J’ai vu que vous aviez notamment réalisé plusieurs tournées en Angleterre, dont une encore récemment. On sait que la France n’est pas le pays le plus rock du monde, en Angleterre ça se passe mieux ?

Tu sais avant d'y aller j'avais entendu énormément d'avis négatifs sur l'Angleterre, comme quoi ils payaient pas par exemple... Mais pour nous ç'a été l'une des meilleures tournées que l'on ait faites. On a tourné avec nos amis d'ENOS et MOTHER CORONA ce qui a bien sûr facilité la tâche niveau ambiance, mais tout le reste a été nickel aussi. C'est une autre mentalité, c'est tout. Donc il faut pas voir ça à la française. On a eu un toit sous lequel dormir tous les soirs, de quoi payer les frais et surtout un super public !

Comment trouves-tu la situation en France ? L’air de rien, vous avez donné un bon coup de main aux soirées Stoned Gatherings à leurs débuts, qui rassemblent aujourd’hui un public de fidèles. Il y a également de très nombreux groupes, dont certains ont un très bon niveau, tu penses que les choses vont dans le bon sens pour votre style de musique ?

Tu es bien placé pour te rappeler des premières dates que j'organisais avec l'asso ARACHNOROCK au tout début.
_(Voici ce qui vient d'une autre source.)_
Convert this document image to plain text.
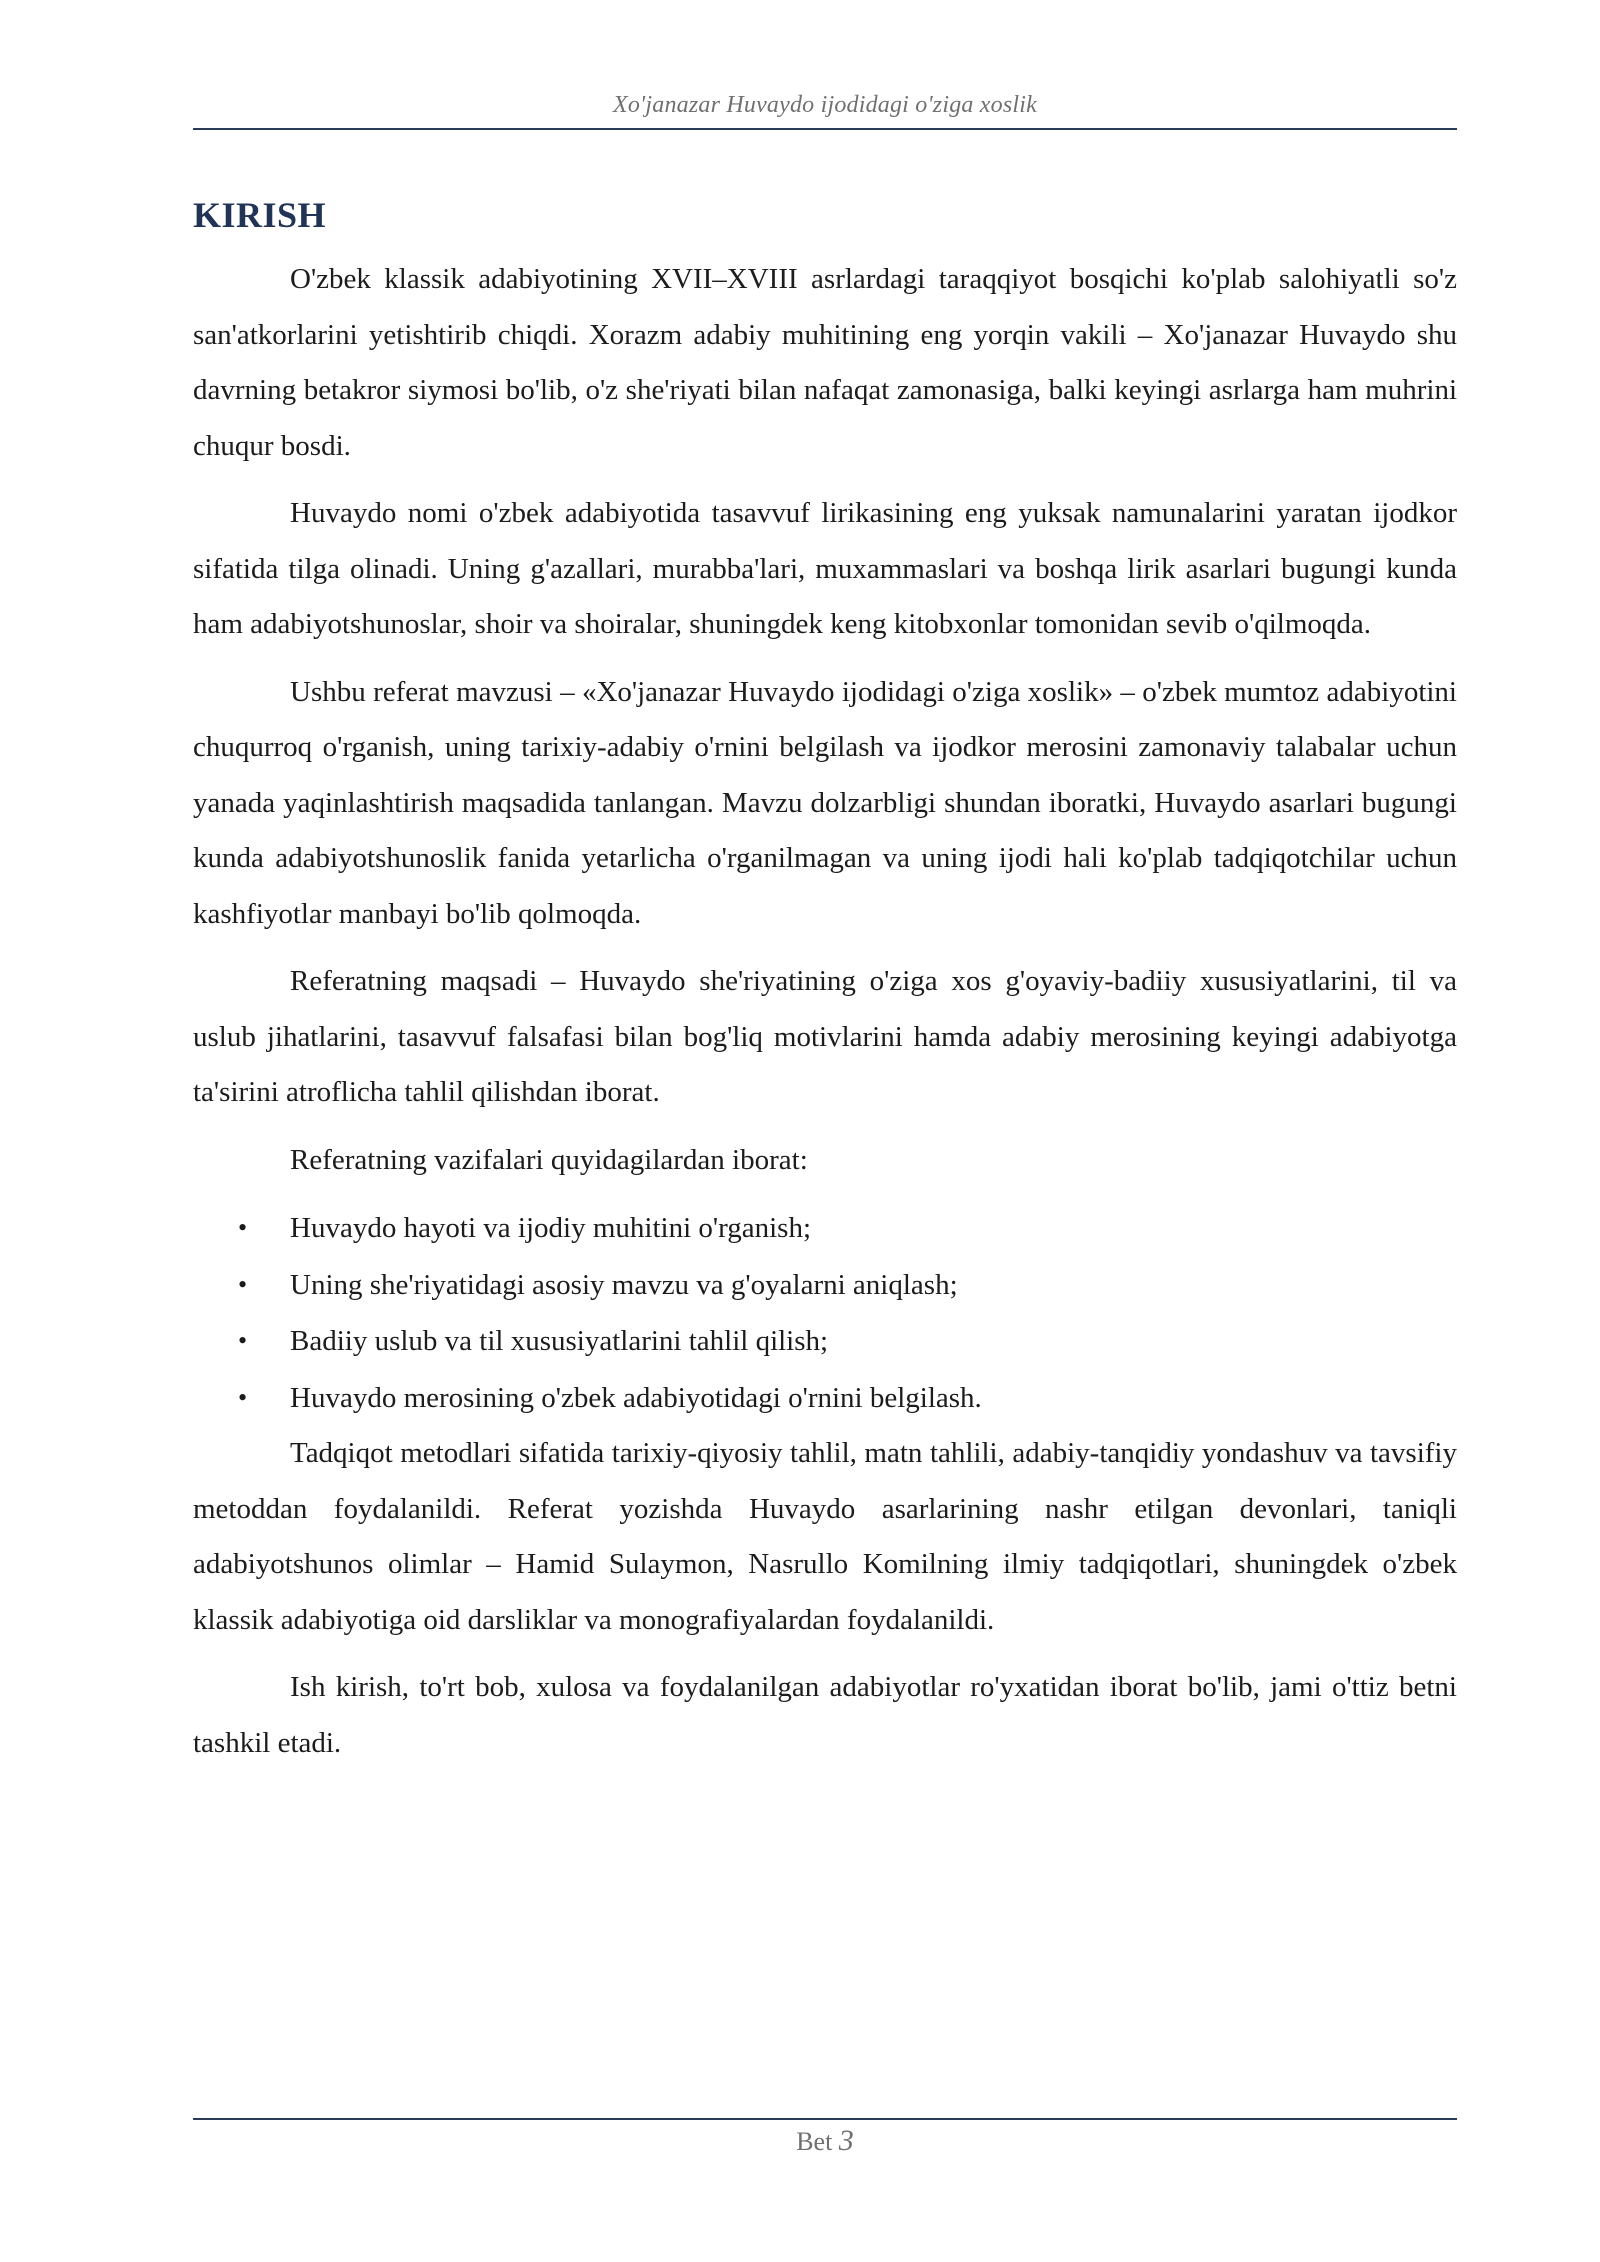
Xo'janazar Huvaydo ijodidagi o'ziga xoslik
KIRISH

O'zbek klassik adabiyotining XVII–XVIII asrlardagi taraqqiyot bosqichi ko'plab salohiyatli so'z san'atkorlarini yetishtirib chiqdi. Xorazm adabiy muhitining eng yorqin vakili – Xo'janazar Huvaydo shu davrning betakror siymosi bo'lib, o'z she'riyati bilan nafaqat zamonasiga, balki keyingi asrlarga ham muhrini chuqur bosdi.

Huvaydo nomi o'zbek adabiyotida tasavvuf lirikasining eng yuksak namunalarini yaratan ijodkor sifatida tilga olinadi. Uning g'azallari, murabba'lari, muxammaslari va boshqa lirik asarlari bugungi kunda ham adabiyotshunoslar, shoir va shoiralar, shuningdek keng kitobxonlar tomonidan sevib o'qilmoqda.

Ushbu referat mavzusi – «Xo'janazar Huvaydo ijodidagi o'ziga xoslik» – o'zbek mumtoz adabiyotini chuqurroq o'rganish, uning tarixiy-adabiy o'rnini belgilash va ijodkor merosini zamonaviy talabalar uchun yanada yaqinlashtirish maqsadida tanlangan. Mavzu dolzarbligi shundan iboratki, Huvaydo asarlari bugungi kunda adabiyotshunoslik fanida yetarlicha o'rganilmagan va uning ijodi hali ko'plab tadqiqotchilar uchun kashfiyotlar manbayi bo'lib qolmoqda.

Referatning maqsadi – Huvaydo she'riyatining o'ziga xos g'oyaviy-badiiy xususiyatlarini, til va uslub jihatlarini, tasavvuf falsafasi bilan bog'liq motivlarini hamda adabiy merosining keyingi adabiyotga ta'sirini atroflicha tahlil qilishdan iborat.

Referatning vazifalari quyidagilardan iborat:

• Huvaydo hayoti va ijodiy muhitini o'rganish;
• Uning she'riyatidagi asosiy mavzu va g'oyalarni aniqlash;
• Badiiy uslub va til xususiyatlarini tahlil qilish;
• Huvaydo merosining o'zbek adabiyotidagi o'rnini belgilash.

Tadqiqot metodlari sifatida tarixiy-qiyosiy tahlil, matn tahlili, adabiy-tanqidiy yondashuv va tavsifiy metoddan foydalanildi. Referat yozishda Huvaydo asarlarining nashr etilgan devonlari, taniqli adabiyotshunos olimlar – Hamid Sulaymon, Nasrullo Komilning ilmiy tadqiqotlari, shuningdek o'zbek klassik adabiyotiga oid darsliklar va monografiyalardan foydalanildi.

Ish kirish, to'rt bob, xulosa va foydalanilgan adabiyotlar ro'yxatidan iborat bo'lib, jami o'ttiz betni tashkil etadi.

Bet 3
Le nombre de galères vécues et d'heures perdues pour avoir 20 personnes... Je pense que le contraste avec aujourd'hui est plutôt flagrant. Il y a encore 8 ans, quand tu parlais d'organiser un concert Stoner / Doom / Rock Psyché, on te regardait comme un sorti d'asile. Aujourd'hui le style commence à avoir un vrai public fidèle et l'affluence des STONED GATHERINGS est un bon indicateur. C'est aussi d'ailleurs grâce à cette évolution du public que les SG peuvent se permettre d'amener de plus gros groupes. Au passage je tiens une fois de plus à saluer Nico pour le super boulot !

Un peu d'histoire : les origines des Stoned Gathering, les soirées de référence en matière de stoner à Paris, par le site Pelecanus.net

Venons-en à ce deuxième album. Il est globalement beaucoup plus sombre que son prédécesseur, même si celui-ci contenait déjà quelques titres dans cette veine. Vous étiez en mode super dépressif au moment de vous mettre à la compo ?
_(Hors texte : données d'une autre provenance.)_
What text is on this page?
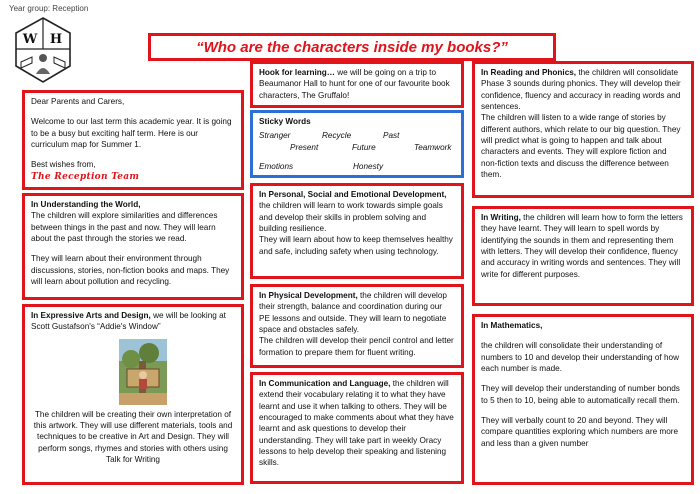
Year group: Reception
W H	“Who are the characters inside my books?”

Dear Parents and Carers,

Welcome to our last term this academic year. It is going to be a busy but exciting half term. Here is our curriculum map for Summer 1.

Best wishes from,

The Reception Team

In Understanding the World,

The children will explore similarities and differences between things in the past and now. They will learn about the past through the stories we read.

They will learn about their environment through discussions, stories, non-fiction books and maps. They will learn about pollution and recycling.

In Expressive Arts and Design, we will be looking at Scott Gustafson's “Addie's Window”

The children will be creating their own interpretation of this artwork. They will use different materials, tools and techniques to be creative in Art and Design. They will perform songs, rhymes and stories with others using Talk for Writing

Hook for learning… we will be going on a trip to Beaumanor Hall to hunt for one of our favourite book characters, The Gruffalo!

Sticky Words

Stranger	Recycle	Past
Present	Future	Teamwork
Emotions	Honesty

In Personal, Social and Emotional Development, the children will learn to work towards simple goals and develop their skills in problem solving and building resilience.

They will learn about how to keep themselves healthy and safe, including safety when using technology.

In Physical Development, the children will develop their strength, balance and coordination during our PE lessons and outside. They will learn to negotiate space and obstacles safely.

The children will develop their pencil control and letter formation to prepare them for fluent writing.

In Communication and Language, the children will extend their vocabulary relating it to what they have learnt and use it when talking to others. They will be encouraged to make comments about what they have learnt and ask questions to develop their understanding. They will take part in weekly Oracy lessons to help develop their speaking and listening skills.

In Reading and Phonics, the children will consolidate Phase 3 sounds during phonics. They will develop their confidence, fluency and accuracy in reading words and sentences.

The children will listen to a wide range of stories by different authors, which relate to our big question. They will predict what is going to happen and talk about characters and events. They will explore fiction and non-fiction texts and discuss the difference between them.

In Writing, the children will learn how to form the letters they have learnt. They will learn to spell words by identifying the sounds in them and representing them with letters. They will develop their confidence, fluency and accuracy in writing words and sentences. They will write for different purposes.

In Mathematics,

the children will consolidate their understanding of numbers to 10 and develop their understanding of how each number is made.

They will develop their understanding of number bonds to 5 then to 10, being able to automatically recall them.

They will verbally count to 20 and beyond. They will compare quantities exploring which numbers are more and less than a given number
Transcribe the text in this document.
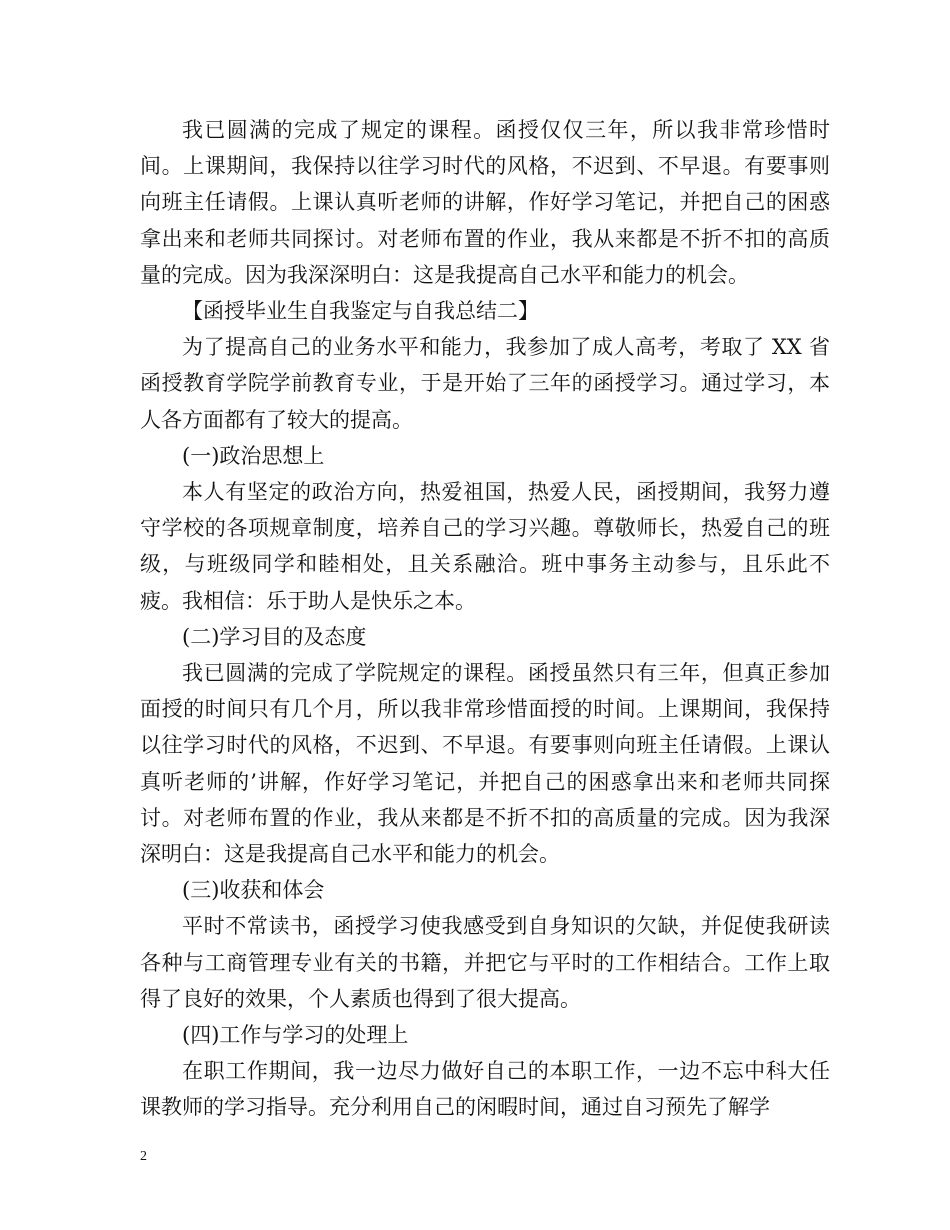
我已圆满的完成了规定的课程。函授仅仅三年，所以我非常珍惜时间。上课期间，我保持以往学习时代的风格，不迟到、不早退。有要事则向班主任请假。上课认真听老师的讲解，作好学习笔记，并把自己的困惑拿出来和老师共同探讨。对老师布置的作业，我从来都是不折不扣的高质量的完成。因为我深深明白：这是我提高自己水平和能力的机会。

【函授毕业生自我鉴定与自我总结二】

为了提高自己的业务水平和能力，我参加了成人高考，考取了 XX 省函授教育学院学前教育专业，于是开始了三年的函授学习。通过学习，本人各方面都有了较大的提高。

(一)政治思想上

本人有坚定的政治方向，热爱祖国，热爱人民，函授期间，我努力遵守学校的各项规章制度，培养自己的学习兴趣。尊敬师长，热爱自己的班级，与班级同学和睦相处，且关系融洽。班中事务主动参与，且乐此不疲。我相信：乐于助人是快乐之本。

(二)学习目的及态度

我已圆满的完成了学院规定的课程。函授虽然只有三年，但真正参加面授的时间只有几个月，所以我非常珍惜面授的时间。上课期间，我保持以往学习时代的风格，不迟到、不早退。有要事则向班主任请假。上课认真听老师的’讲解，作好学习笔记，并把自己的困惑拿出来和老师共同探讨。对老师布置的作业，我从来都是不折不扣的高质量的完成。因为我深深明白：这是我提高自己水平和能力的机会。

(三)收获和体会

平时不常读书，函授学习使我感受到自身知识的欠缺，并促使我研读各种与工商管理专业有关的书籍，并把它与平时的工作相结合。工作上取得了良好的效果，个人素质也得到了很大提高。

(四)工作与学习的处理上

在职工作期间，我一边尽力做好自己的本职工作，一边不忘中科大任课教师的学习指导。充分利用自己的闲暇时间，通过自习预先了解学

2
Hé hé, non pas vraiment. Comme tu le dis très justement, le premier album contenait déjà des morceaux dans cette veine et il se trouve que ce sont nos préférés. Avec ce nouvel opus, on voulait vraiment être un peu plus concis et resserrer le spectre sur ce que l'on aimait vraiment, du coup ça donne effectivement cette sorte de mélasse sombre.

Il y a des influences Métal assez nettes sur cet album. Tu peux nous en parler ?

On a tous des influences assez diverses et variées, mais on vient aussi tous du metal. Sur cet album on est un peu plus décomplexé dans notre rapport à nos influences, il est vrai. On a tous les quatre pas mal rayé les disques de PARADISE LOST, MY DYING BRIDE, TYPE O NEGATIVE, CELTIC FROST, mais aussi de groupes parfois plus Black Metal… Alors certes, on a pas été jusqu'à coller des blast beat, mais je pense qu'on peut parfois retrouver certains éléments un peu plus « métal » que sur le premier album.

Dans un tout autre registre, on trouve un saxophone sur « Omens Pt 2 ». Ca vient d’où cette idée, une réminiscence de l’album Sonny Simmons and Moksha Samnyasin auquel tu as participé ?

Si je me souviens bien l'idée de base venait de Ben (batterie). Il entendait un sax et on était tous plutôt ok avec l'idée. J'ai voulu du coup proposer à Sonny Simmons de l'enregistrer mais c'etait un peu compliqué avec son emploi du temps. On a du coup fait appel à Vincent Dupuy, un ami de Ben qui s'en est sorti comme un chef.

Question un peu débile, mais tant qu’on y est : avoir participé à cet album a-t-il influencé en quoi que ce soit ton travail sur l’album d’Abrahma ?

On va dire que ca m'a un peu décomplexé avec mon côté psyché, oui. Quand t'as fait un album comme « Nomadic », on va dire que t'as un peu moins peur d'être trop psyché dans Abrahma.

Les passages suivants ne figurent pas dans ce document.